Brasil tem condições favoráveis e potencial como gerador
No país, o Plano Nacional de Energia 2050, elaborado pela Empresa de Pesquisa Energética (estatal encarregada do planejamento do setor), traz previsão de que a fonte eólica offshore alcance capacidade instalada de até 16 GW naquele ano, independentemente da indicação de um alto crescimento dos parques eólicos terrestres.
Na avaliação do Ministério de Minas e Energia, “o Brasil notadamente possui características favoráveis para instalação e operação de empreendimentos para geração de energia elétrica offshore". Nesse panorama entram a extensa costa (de 7.367 km), vasto espaço marítimo (de 3,5 milhões km²), ampla plataforma continental, com águas rasas ao longo do litoral, e ainda a incidência de ventos alísios, constantes em intensidade e direção, com destaque para a região Nordeste.
Estudo realizado também pela EPE para identificar o potencial eólico offshore brasileiro e publicado em 2020 destacou áreas em que a velocidade dos ventos é superior a 7 m/s (consideradas mais atrativas para este tipo de geração).

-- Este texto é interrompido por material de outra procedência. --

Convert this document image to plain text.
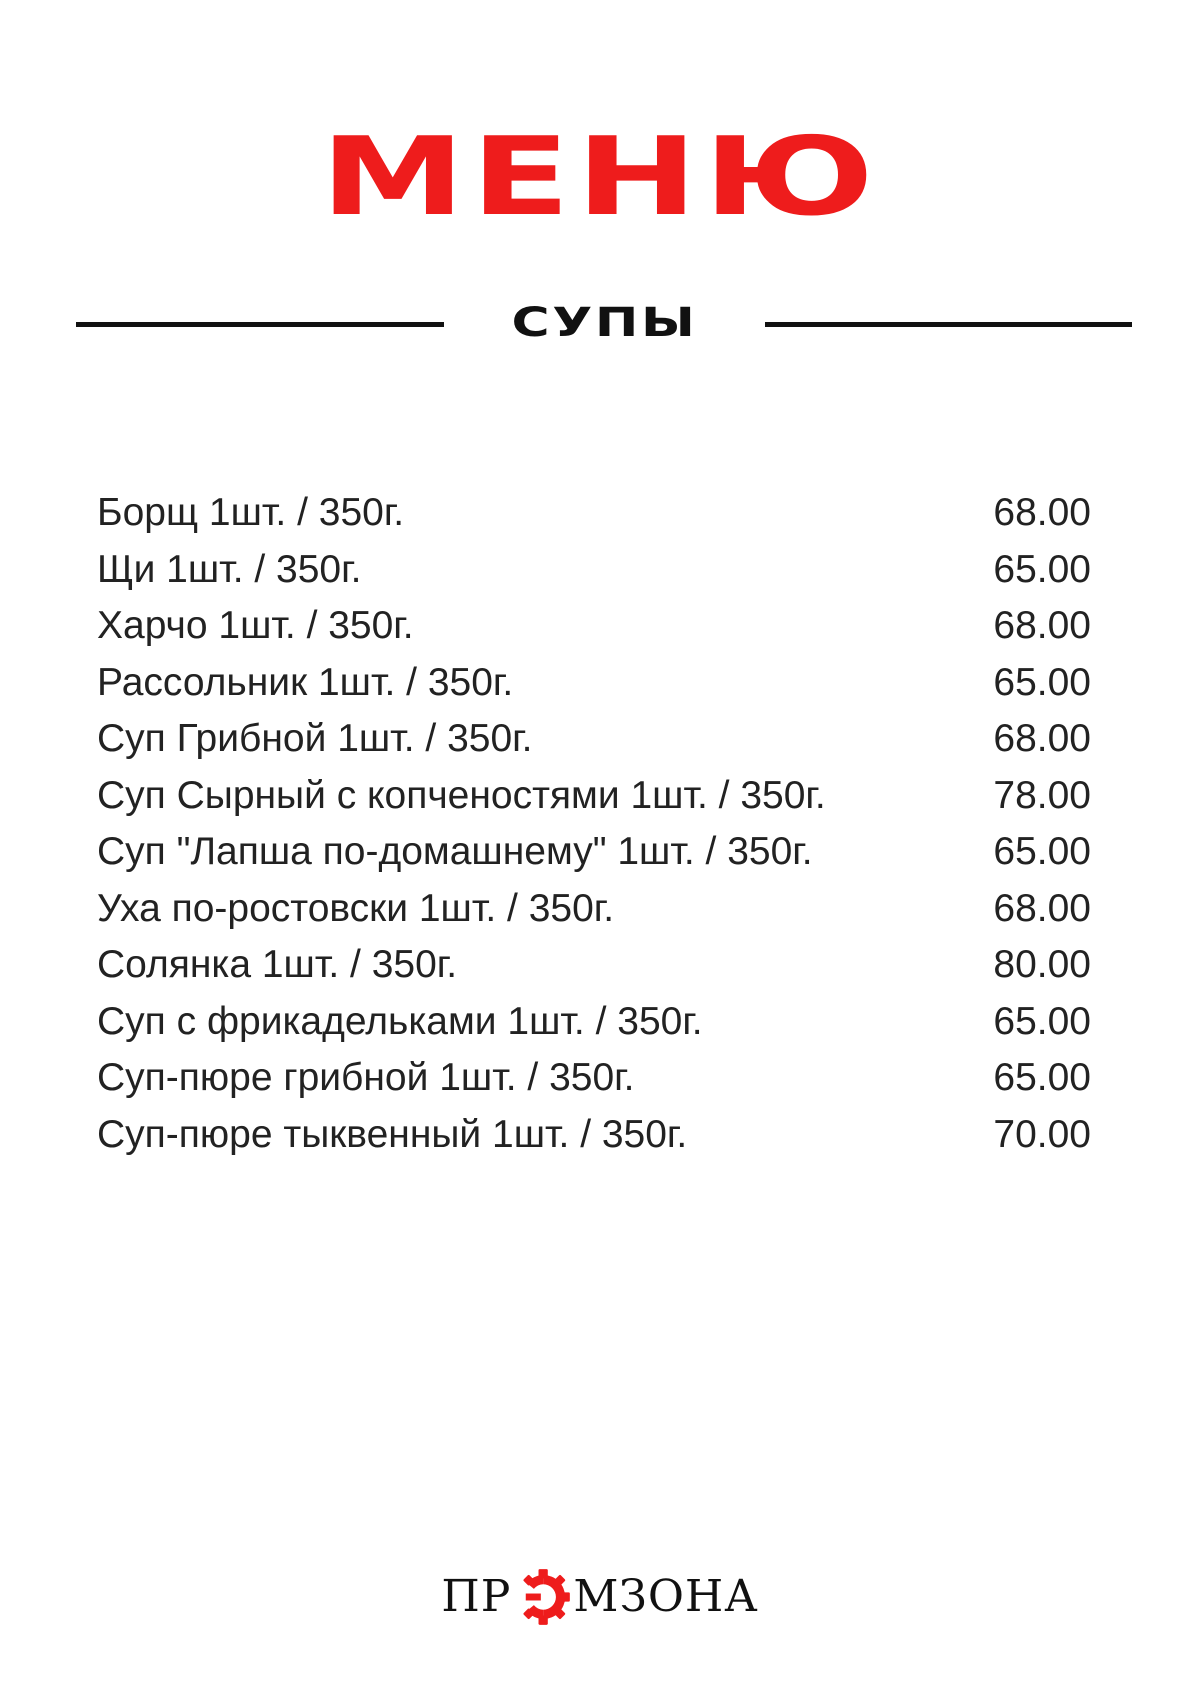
МЕНЮ
СУПЫ
Борщ 1шт. / 350г.	68.00
Щи 1шт. / 350г.	65.00
Харчо 1шт. / 350г.	68.00
Рассольник 1шт. / 350г.	65.00
Суп Грибной 1шт. / 350г.	68.00
Суп Сырный с копченостями 1шт. / 350г.	78.00
Суп "Лапша по-домашнему" 1шт. / 350г.	65.00
Уха по-ростовски 1шт. / 350г.	68.00
Солянка 1шт. / 350г.	80.00
Суп с фрикадельками 1шт. / 350г.	65.00
Суп-пюре грибной 1шт. / 350г.	65.00
Суп-пюре тыквенный 1шт. / 350г.	70.00
ПР МЗОНА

Os resultados indicam que, a 100 m de altura e em locais com profundidade de até 50 metros, o potencial do Brasil seria de 697 GW: o equivalente a quase 50 vezes a capacidade de geração da maior hidrelétrica brasileira.
As análises, entretanto, “não consideraram nenhuma restrição nas áreas exploráveis, como por exemplo áreas de proteção ambiental, rotas comerciais, rotas migratórias de aves, áreas de exploração de petróleo ou outras áreas com usos conflitantes”, conforme frisa a própria EPE.